For the Parmentier potatoes

700g diced potatoes (25-30mm dice)

75ml oil

75g melted butter

10g chopped garlic

salt & pepper

For the pesto crumb

1 bunch basil leaves

15g toasted pine nuts

125g parmesan, grated

175ml extra virgin olive oil

clove garlic

150g fresh breadcrumbs (brioche)

For the butter sauce

150ml white wine

100ml cream

50g butter

juice half lemon

salt & pepper


1. To make the potatoes, heat the oil in a tray, add spuds, toss well, add butter, repeat. Season well, roast at 200°c for about 30 minutes, turning once to brown all over.

2. Add the spinach and peas.

3. To make the crumb, first make the pesto by blending until smooth, then add the breadcrumbs.

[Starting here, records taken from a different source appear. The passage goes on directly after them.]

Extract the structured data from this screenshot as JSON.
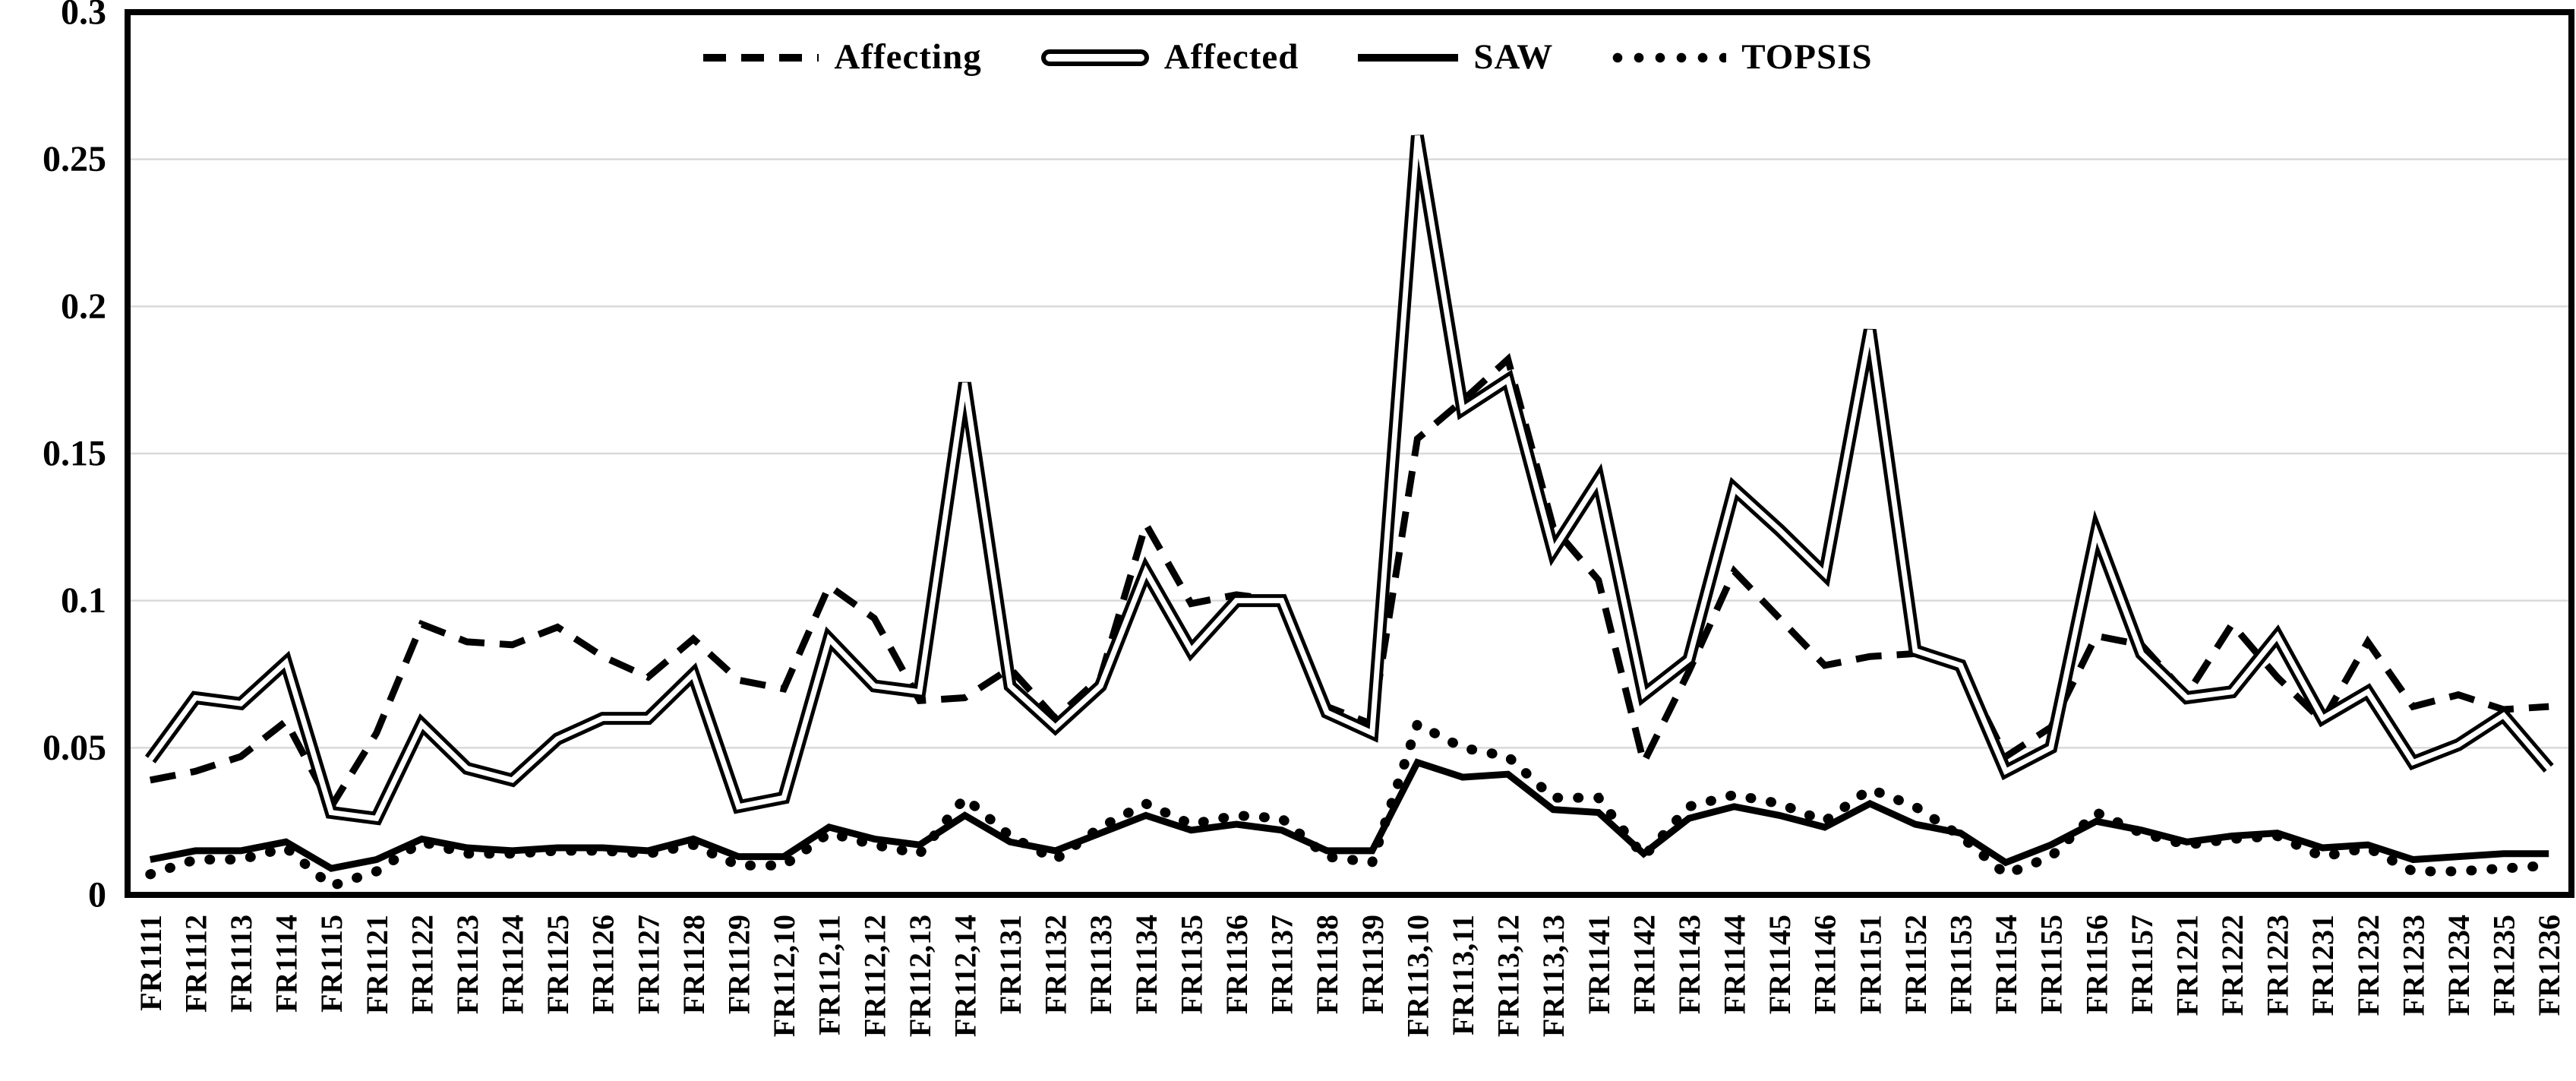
{
  "colors": {
    "line": "#000000",
    "grid": "#d9d9d9",
    "background": "#ffffff",
    "frame": "#000000"
  },
  "chart_data": {
    "type": "line",
    "title": "",
    "xlabel": "",
    "ylabel": "",
    "grid": "horizontal",
    "legend_position": "top-center",
    "ylim": [
      0,
      0.3
    ],
    "yticks": [
      0,
      0.05,
      0.1,
      0.15,
      0.2,
      0.25,
      0.3
    ],
    "ytick_labels": [
      "0",
      "0.05",
      "0.1",
      "0.15",
      "0.2",
      "0.25",
      "0.3"
    ],
    "categories": [
      "FR1111",
      "FR1112",
      "FR1113",
      "FR1114",
      "FR1115",
      "FR1121",
      "FR1122",
      "FR1123",
      "FR1124",
      "FR1125",
      "FR1126",
      "FR1127",
      "FR1128",
      "FR1129",
      "FR112,10",
      "FR112,11",
      "FR112,12",
      "FR112,13",
      "FR112,14",
      "FR1131",
      "FR1132",
      "FR1133",
      "FR1134",
      "FR1135",
      "FR1136",
      "FR1137",
      "FR1138",
      "FR1139",
      "FR113,10",
      "FR113,11",
      "FR113,12",
      "FR113,13",
      "FR1141",
      "FR1142",
      "FR1143",
      "FR1144",
      "FR1145",
      "FR1146",
      "FR1151",
      "FR1152",
      "FR1153",
      "FR1154",
      "FR1155",
      "FR1156",
      "FR1157",
      "FR1221",
      "FR1222",
      "FR1223",
      "FR1231",
      "FR1232",
      "FR1233",
      "FR1234",
      "FR1235",
      "FR1236"
    ],
    "series": [
      {
        "name": "Affecting",
        "style": "dashed",
        "values": [
          0.039,
          0.042,
          0.047,
          0.059,
          0.03,
          0.055,
          0.092,
          0.086,
          0.085,
          0.091,
          0.081,
          0.074,
          0.087,
          0.073,
          0.07,
          0.105,
          0.094,
          0.066,
          0.067,
          0.077,
          0.06,
          0.074,
          0.126,
          0.099,
          0.102,
          0.1,
          0.064,
          0.058,
          0.155,
          0.168,
          0.182,
          0.125,
          0.107,
          0.045,
          0.076,
          0.11,
          0.094,
          0.078,
          0.081,
          0.082,
          0.078,
          0.047,
          0.057,
          0.088,
          0.085,
          0.068,
          0.092,
          0.074,
          0.059,
          0.086,
          0.064,
          0.068,
          0.063,
          0.064
        ]
      },
      {
        "name": "Affected",
        "style": "double",
        "values": [
          0.046,
          0.067,
          0.065,
          0.079,
          0.028,
          0.026,
          0.058,
          0.043,
          0.039,
          0.053,
          0.06,
          0.06,
          0.075,
          0.03,
          0.033,
          0.087,
          0.071,
          0.069,
          0.174,
          0.071,
          0.057,
          0.071,
          0.11,
          0.083,
          0.1,
          0.1,
          0.062,
          0.055,
          0.258,
          0.165,
          0.175,
          0.117,
          0.141,
          0.068,
          0.08,
          0.138,
          0.124,
          0.109,
          0.192,
          0.083,
          0.078,
          0.042,
          0.05,
          0.123,
          0.082,
          0.067,
          0.069,
          0.088,
          0.06,
          0.069,
          0.045,
          0.051,
          0.061,
          0.043
        ]
      },
      {
        "name": "SAW",
        "style": "solid",
        "values": [
          0.012,
          0.015,
          0.015,
          0.018,
          0.009,
          0.012,
          0.019,
          0.016,
          0.015,
          0.016,
          0.016,
          0.015,
          0.019,
          0.013,
          0.013,
          0.023,
          0.019,
          0.017,
          0.027,
          0.018,
          0.015,
          0.021,
          0.027,
          0.022,
          0.024,
          0.022,
          0.015,
          0.015,
          0.045,
          0.04,
          0.041,
          0.029,
          0.028,
          0.014,
          0.026,
          0.03,
          0.027,
          0.023,
          0.031,
          0.024,
          0.021,
          0.011,
          0.017,
          0.025,
          0.022,
          0.018,
          0.02,
          0.021,
          0.016,
          0.017,
          0.012,
          0.013,
          0.014,
          0.014
        ]
      },
      {
        "name": "TOPSIS",
        "style": "dotted",
        "values": [
          0.007,
          0.012,
          0.012,
          0.016,
          0.003,
          0.008,
          0.018,
          0.014,
          0.014,
          0.015,
          0.015,
          0.014,
          0.017,
          0.01,
          0.01,
          0.021,
          0.017,
          0.014,
          0.033,
          0.02,
          0.012,
          0.023,
          0.031,
          0.024,
          0.027,
          0.026,
          0.013,
          0.011,
          0.058,
          0.05,
          0.047,
          0.033,
          0.033,
          0.013,
          0.03,
          0.034,
          0.031,
          0.025,
          0.036,
          0.03,
          0.02,
          0.007,
          0.013,
          0.028,
          0.021,
          0.017,
          0.019,
          0.02,
          0.013,
          0.016,
          0.008,
          0.008,
          0.009,
          0.01
        ]
      }
    ]
  },
  "legend": {
    "items": [
      {
        "label": "Affecting"
      },
      {
        "label": "Affected"
      },
      {
        "label": "SAW"
      },
      {
        "label": "TOPSIS"
      }
    ]
  }
}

4. To cook the fish, season and squeeze on some lemon juice. Spoon some of the crumb on top then bake at 200°c for 10 minutes

5. To make the butter sauce, first reduce the wine by half. Add the cream and butter, and whisk over heat to thicken. Add lemon, then season and remove from heat

6. Serve the fish on top of the spuds with sauce in a small jug on the side.